Er brach durch das Tor und verließ den Zoo, sodass er plötzlich auf einer Straße der Stadt stand – dort brach die wahre Panik aus, und der Verkehr kam zum Stillstand.
Ich rannte hinter ihm her, nach Luft ringend und ohne meine Beine noch richtig zu spüren, und versuchte, jeden zu warnen, der ihm in den Weg geriet.
Der Löwe überquerte mehrere Kreuzungen und bog in einen kleinen Park ein, in dem es überraschend still war. Auf einer der Bänke saß eine ältere Frau mit einem Stock, als hätte sie keine Ahnung von dem, was um sie herum geschah.
Das Raubtier blieb stehen und begann dann langsam, beinahe lautlos, sich ihr von hinten zu nähern. Ich schrie aus Leibeskräften, doch die alte Frau hörte mich nicht. Als sie sich schließlich umdrehte und das riesige Löwengesicht direkt vor sich sah, war ich sicher, dass gleich etwas Unumkehrbares geschehen würde.

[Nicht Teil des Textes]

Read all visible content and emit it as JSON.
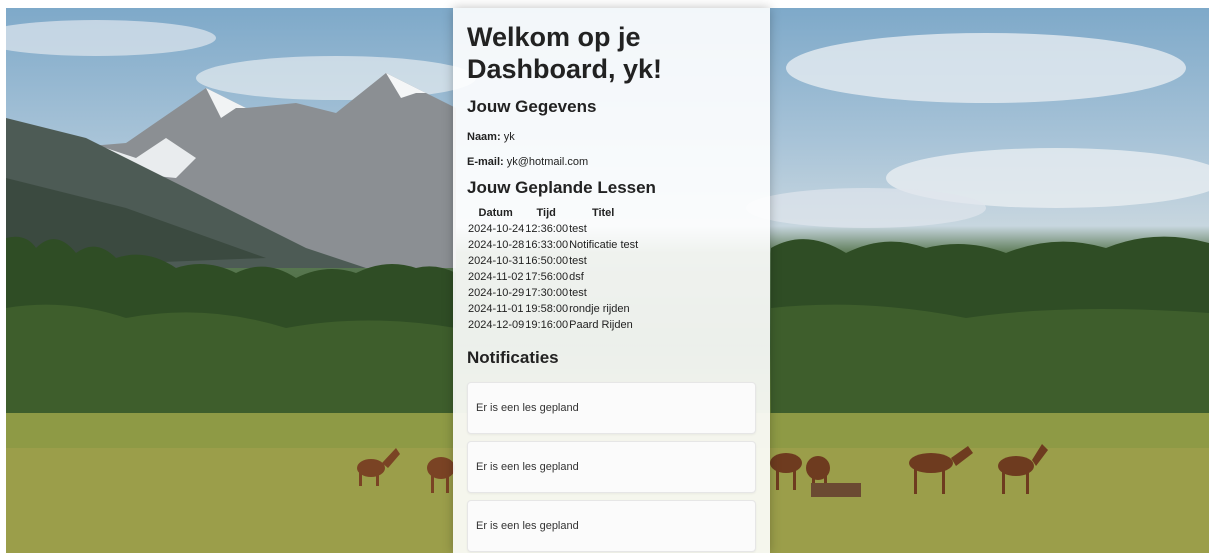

Sie hatte keine Zeit zu fliehen oder zu schreien. Und was der Löwe als Nächstes tat, entsetzte jeden, der es mit ansah.

Der Löwe blieb direkt vor der Frau stehen. Er knurrte nicht mehr und machte keine ruckartigen Bewegungen. Sein massiger Körper senkte sich langsam auf den Asphalt. Er streckte die Vorderpranken nach vorn und legte den Kopf ab, sodass seine Schnauze fast ihre Knie berührte.
Die alte Frau schrie nicht. Sie sah ihn lange und aufmerksam an, als versuche sie, sich an etwas sehr Wichtiges zu erinnern. Ihre Hand zitterte, doch sie streckte sie trotzdem aus und berührte sanft seine dichte Mähne.
In diesem Moment atmete der Löwe leise aus und schloss die Augen.
„Also das bist du geworden …“, flüsterte sie.
Ich stand wie erstarrt da und konnte meinen Augen nicht trauen. Der Löwe verhielt sich nicht wie ein Raubtier, sondern wie ein Tier, das jemanden Liebes wiedererkannt hatte. Sanft rieb er seinen Kopf an ihrer Handfläche, wie eine Katze, und schnurrte leise.
Später erklärte die alte Frau, dass sie viele Jahre zuvor im Zoo gearbeitet hatte. Damals hatten sie ein völlig erschöpftes Löwenjunges gebracht, das man ohne seine Mutter gefunden hatte.
Es war schwach, verängstigt und fraß kaum. Alle befürchteten, dass es nicht überleben würde – und sie war es gewesen, der man die Pflege anvertraut hatte. Sie hatte keine Angst und konnte stundenlang neben ihm sitzen, mit ihm reden, als wäre er ein Kind.
Sie fütterte ihn mit der Flasche, deckte ihn nachts zu, streichelte ihn, wenn er Angst hatte, und flüsterte ihm oft immer wieder dieselben Worte zu, um ihn zu beruhigen.
Dann wurde sie entlassen, das Junge wuchs heran, und das Leben ging weiter. Sie dachte, er hätte sie längst vergessen – so, wie Menschen diejenigen vergessen, die ihnen in der Kindheit nahe waren. Doch der Löwe hatte sie nicht vergessen.